By leveraging advanced analytics and automated, AI-powered decision-making systems, businesses can conduct predictive, scenario-based modeling relative to the likelihood of certain events—allowing them to make plans to optimize, restructure and rebalance their portfolios in accordance with potential disruptions, moving the business forward while competitors are still attempting to find their feet.
This requires advanced modeling capabilities that can factor in a wide range of constraints to accurately simulate real market conditions. By incorporating factors like supply sourcing, pricing and trade promotion strategies, businesses can incentivize customers to shift away from impacted items in favor of alternate products—or identify ways to pivot their own product formulations away from certain ingredients or materials.

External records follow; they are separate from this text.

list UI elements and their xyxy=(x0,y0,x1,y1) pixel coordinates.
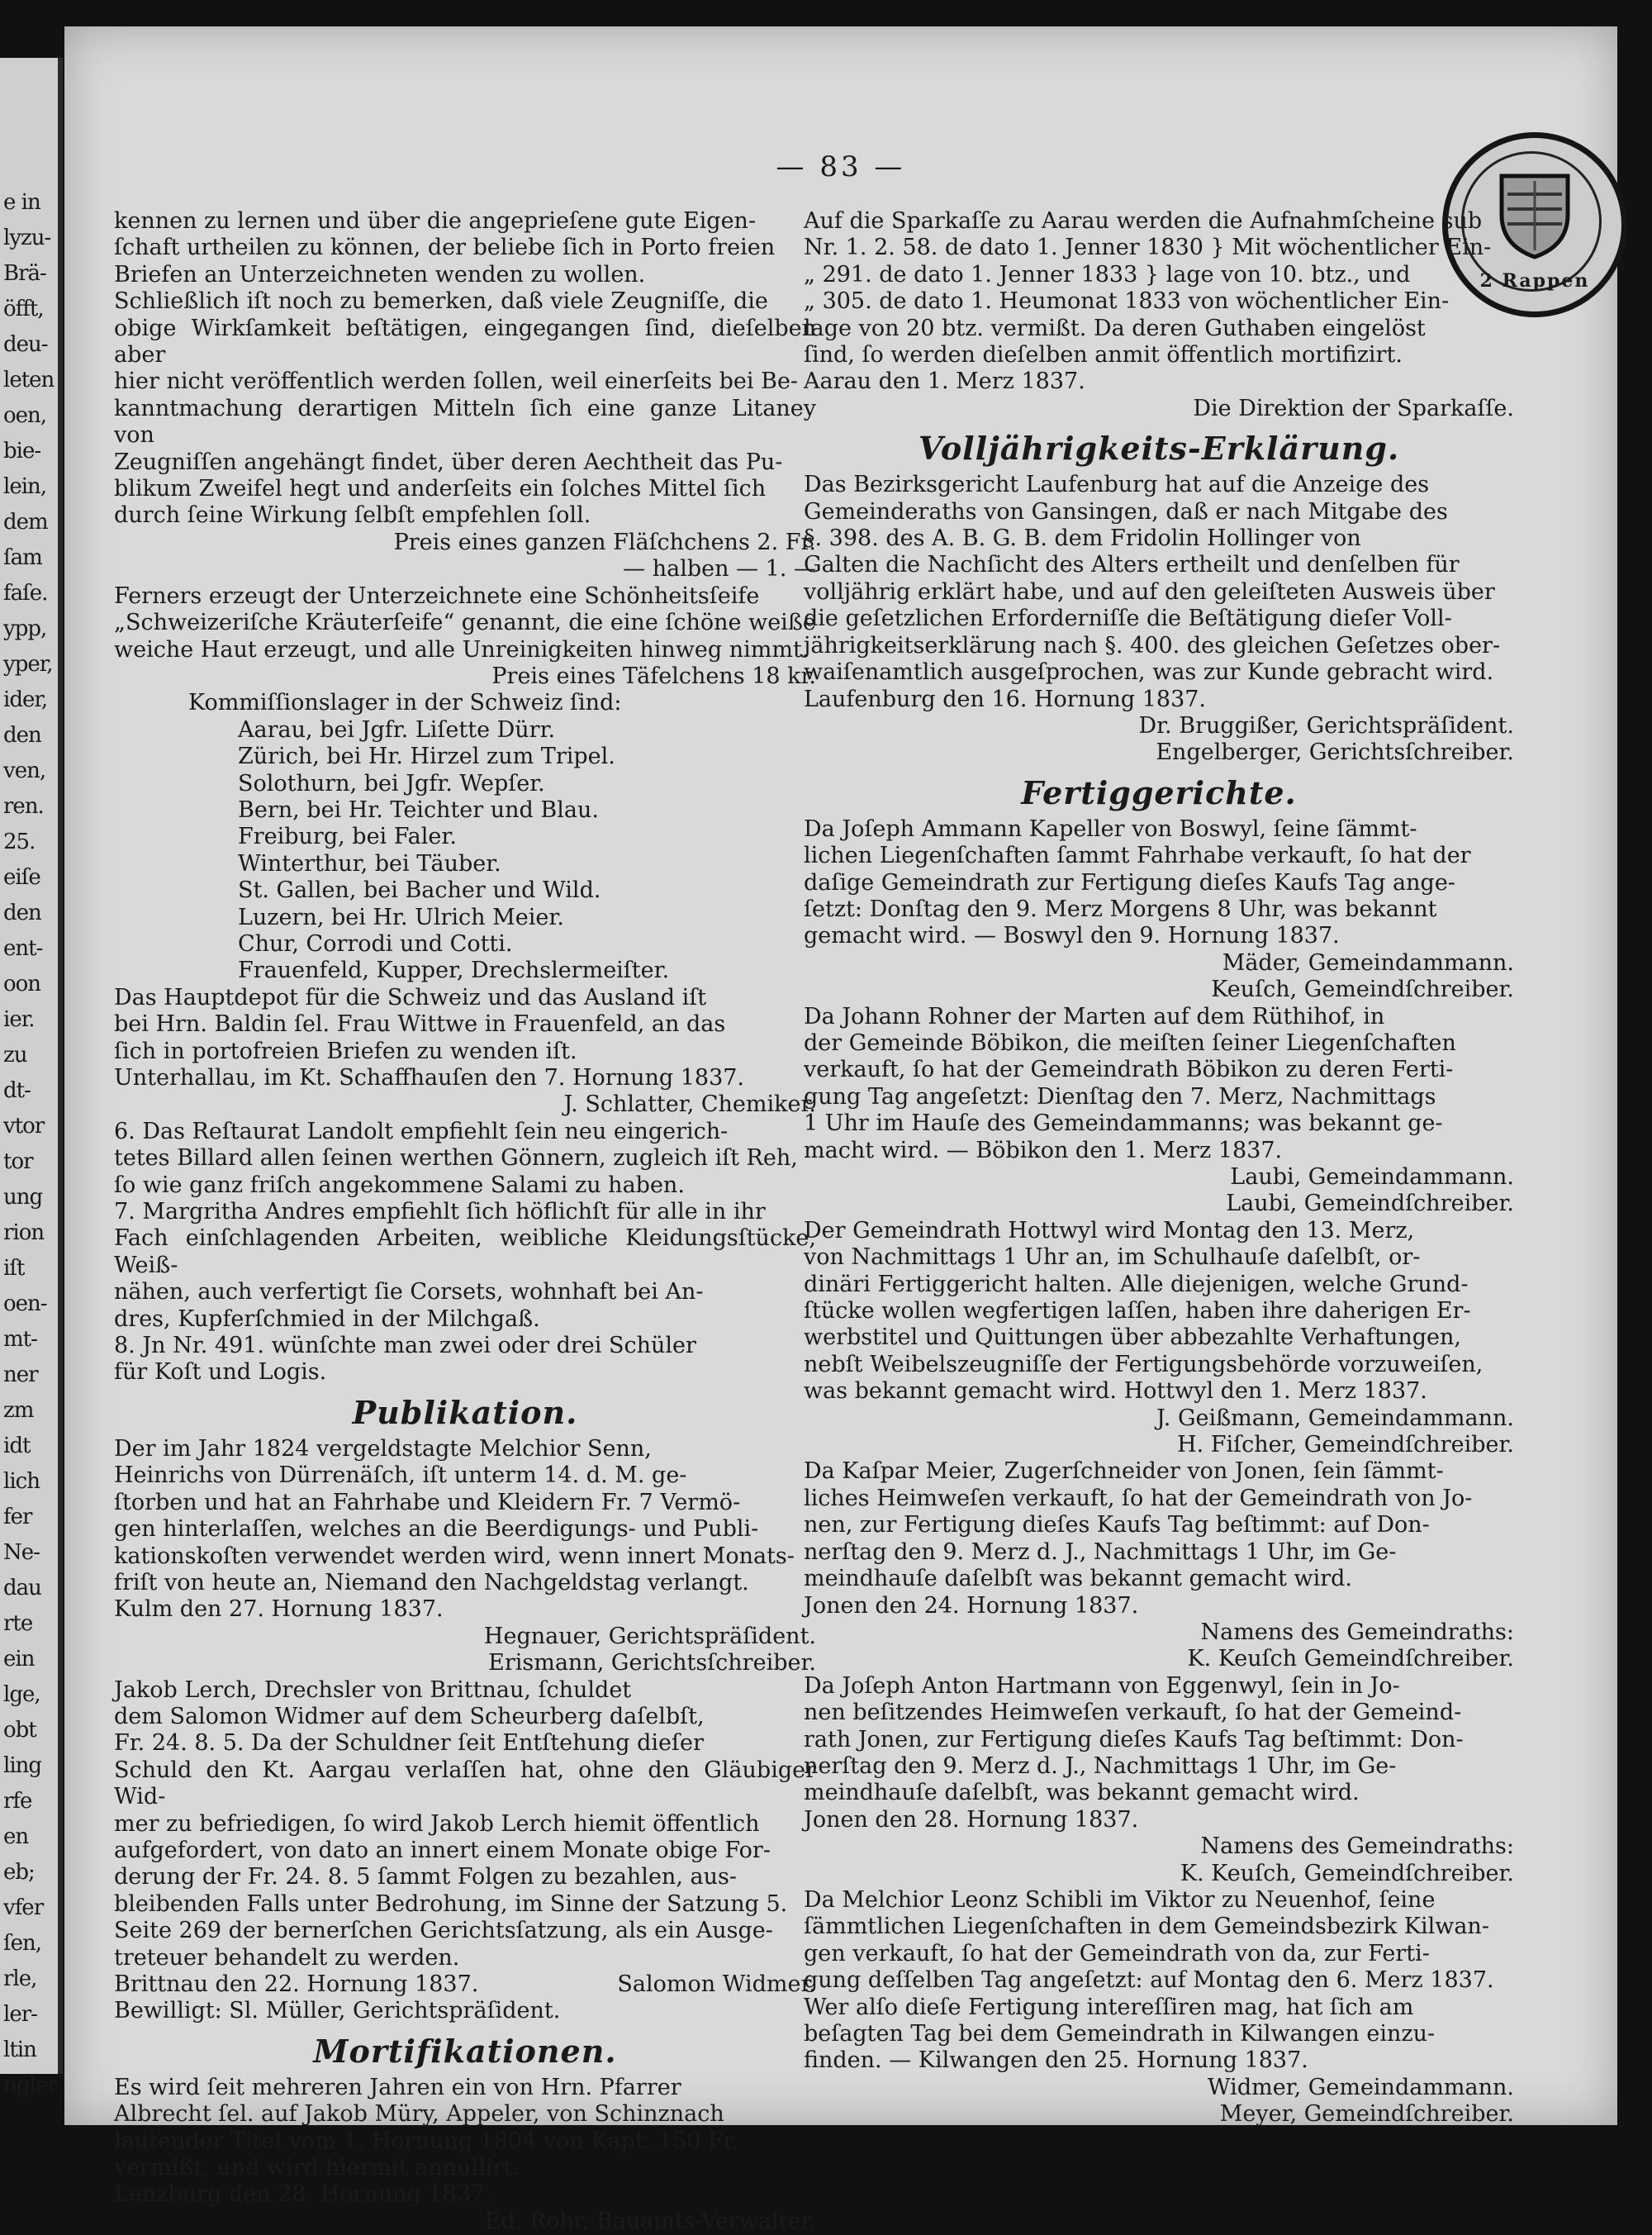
stamp-text: 2 Rappen xyxy=(1479,270,1590,292)
publikation-text xyxy=(114,1436,816,1596)
text-line: Wer alſo dieſe Fertigung intereſſiren mag, hat ſich am xyxy=(804,1994,1414,2020)
text-line: Der Gemeindrath Hottwyl wird Montag den 13. Merz, xyxy=(804,1217,1415,1244)
heading-fertiggerichte: Fertiggerichte. xyxy=(1021,773,1297,811)
previous-page-fragment: idt xyxy=(3,1434,31,1458)
meier-text xyxy=(804,1458,1514,1592)
signature-maeder: Mäder, Gemeindammann. xyxy=(1222,949,1514,976)
text-line: daſige Gemeindrath zur Fertigung dieſes Kaufs Tag ange- xyxy=(804,869,1455,896)
signature-keusch-boswyl: Keuſch, Gemeindſchreiber. xyxy=(1211,977,1514,1003)
text-line: Da Kaſpar Meier, Zugerſchneider von Jonen, ſein ſämmt- xyxy=(804,1458,1444,1485)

The FDA’s red dye ban exemplifies this: While the ban will disrupt the availability of a key artificial coloring, businesses can use scenario-based modeling to identify and evaluate alternative (usually natural) color sources based on cost, availability and other factors. This enables them to proactively reformulate products, test consumer response and adjust production timelines to enable a seamless transition and avoid the supply chain disruptions that damage reputations and erode consumer trust.
Prioritizing Real-Time Modeling Capabilities
The FDA’s ban on Red Dye No. 3 is the latest example of a challenge businesses are forced to grapple with every day. Whether your business uses red dye or not doesn’t matter—sooner or later, your supply chain will be threatened by the changing economic landscape, political instability, extreme weather, new regulations or any one of a thousand other possible disruptions.
To be successful in the face of these challenges requires flexibility, and to be flexible, modern businesses need the ability to engage in advanced modeling that represents real-time market conditions. Those who prioritize these capabilities will find themselves well-positioned to adjust to anything the market can throw at them.